Она уже плакала навзрыд, закрыв лицо руками. Он не смягчался:
– Бедные волосы! Сколько вам пришлось вытерпеть! И огнём -то вас жгли, и железом, скручивали, взбивали, травили краской, И вот теперь вы стали мусором.
Терция рыдала в голос.
– Ладно, не плачь, – смягчился он. – Глупышка, что плакать о невозвратном? Сама себе ущерб причинила. Никто ведь не заставлял тебя обливать голову ядовитой смесью. Купи себе парик, и делу конец.

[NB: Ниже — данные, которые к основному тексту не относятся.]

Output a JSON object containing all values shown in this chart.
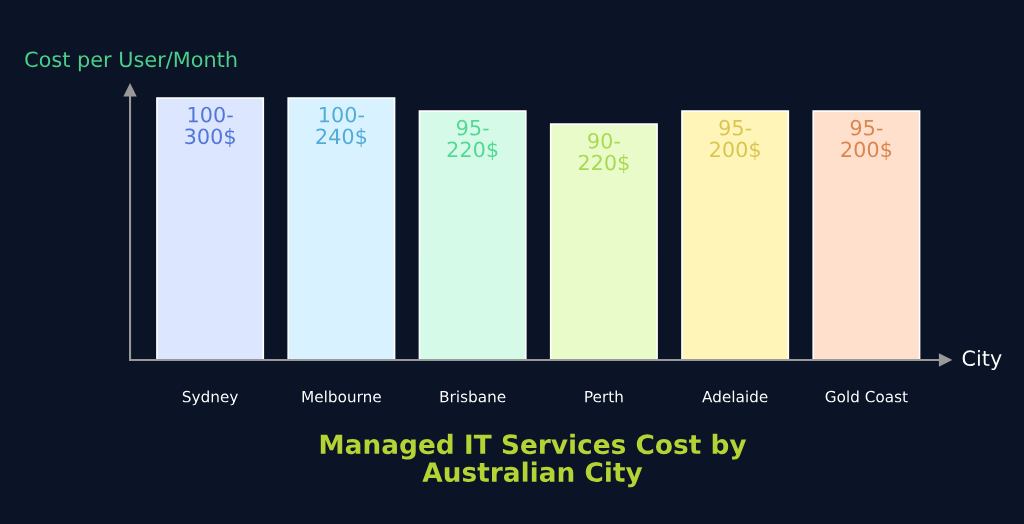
{
  "chart_data": {
    "type": "bar",
    "title": "Managed IT Services Cost by\nAustralian City",
    "xlabel": "City",
    "ylabel": "Cost per User/Month",
    "categories": [
      "Sydney",
      "Melbourne",
      "Brisbane",
      "Perth",
      "Adelaide",
      "Gold Coast"
    ],
    "values": [
      100,
      100,
      95,
      90,
      95,
      95
    ],
    "colors": [
      "#dde6ff",
      "#d9f2ff",
      "#d5fbe8",
      "#e9fbc8",
      "#fff5b8",
      "#ffe0cc"
    ],
    "value_labels": [
      "100-\n300$",
      "100-\n240$",
      "95-\n220$",
      "90-\n220$",
      "95-\n200$",
      "95-\n200$"
    ],
    "grid": false
  }
}
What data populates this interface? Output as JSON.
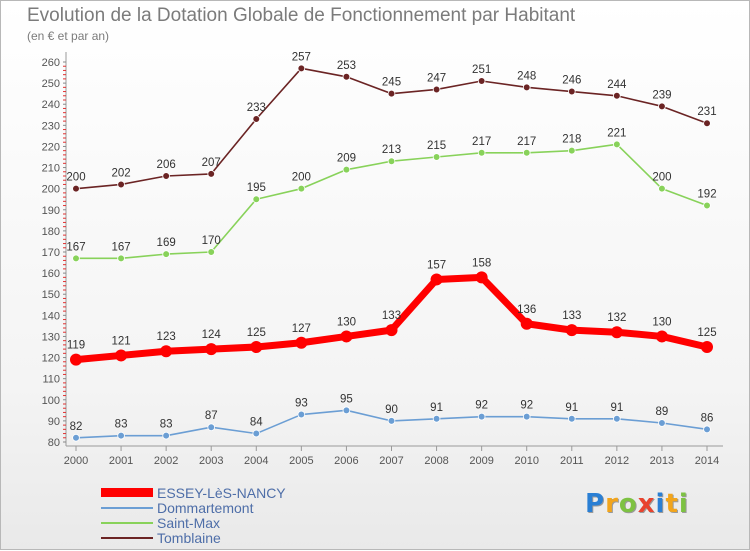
{
  "chart_data": {
    "type": "line",
    "title": "Evolution de la Dotation Globale de Fonctionnement par Habitant",
    "subtitle": "(en € et par an)",
    "xlabel": "",
    "ylabel": "",
    "x": [
      "2000",
      "2001",
      "2002",
      "2003",
      "2004",
      "2005",
      "2006",
      "2007",
      "2008",
      "2009",
      "2010",
      "2011",
      "2012",
      "2013",
      "2014"
    ],
    "ylim": [
      80,
      260
    ],
    "yticks": [
      80,
      90,
      100,
      110,
      120,
      130,
      140,
      150,
      160,
      170,
      180,
      190,
      200,
      210,
      220,
      230,
      240,
      250,
      260
    ],
    "grid": false,
    "legend_position": "bottom-left",
    "series": [
      {
        "name": "ESSEY-LèS-NANCY",
        "color": "#ff0000",
        "emphasis": true,
        "values": [
          119,
          121,
          123,
          124,
          125,
          127,
          130,
          133,
          157,
          158,
          136,
          133,
          132,
          130,
          125
        ]
      },
      {
        "name": "Dommartemont",
        "color": "#6b9ed4",
        "emphasis": false,
        "values": [
          82,
          83,
          83,
          87,
          84,
          93,
          95,
          90,
          91,
          92,
          92,
          91,
          91,
          89,
          86
        ]
      },
      {
        "name": "Saint-Max",
        "color": "#88d25a",
        "emphasis": false,
        "values": [
          167,
          167,
          169,
          170,
          195,
          200,
          209,
          213,
          215,
          217,
          217,
          218,
          221,
          200,
          192
        ]
      },
      {
        "name": "Tomblaine",
        "color": "#6b2424",
        "emphasis": false,
        "values": [
          200,
          202,
          206,
          207,
          233,
          257,
          253,
          245,
          247,
          251,
          248,
          246,
          244,
          239,
          231
        ]
      }
    ]
  },
  "brand": {
    "letters": [
      {
        "ch": "P",
        "color": "#2a7fd4"
      },
      {
        "ch": "r",
        "color": "#f2a51c"
      },
      {
        "ch": "o",
        "color": "#7dc242"
      },
      {
        "ch": "x",
        "color": "#e8432e"
      },
      {
        "ch": "i",
        "color": "#2a7fd4"
      },
      {
        "ch": "t",
        "color": "#f2a51c"
      },
      {
        "ch": "i",
        "color": "#7dc242"
      }
    ]
  }
}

– Сейчас же сбегаю, – вмешалась Напе. – А господин даст денег.
Назон сделал вид, что не слышит:
– Ободрись, улыбнись, моя красавица. Горе твоё поправимо: отрастут волосы. Конечно, таких длинных ждать придётся долго, но, думаю, когда ты вернёшься из-за моря, головка твоя уже будет с кудрями.
– Дай же нам денег на парик, господин, – настаивала Напе.
На сей раз не услышать было невозможно, и Назон рассердился на языкастую служанку.
– Дам, как только мне пришлют из дома. Нынче я без гроша.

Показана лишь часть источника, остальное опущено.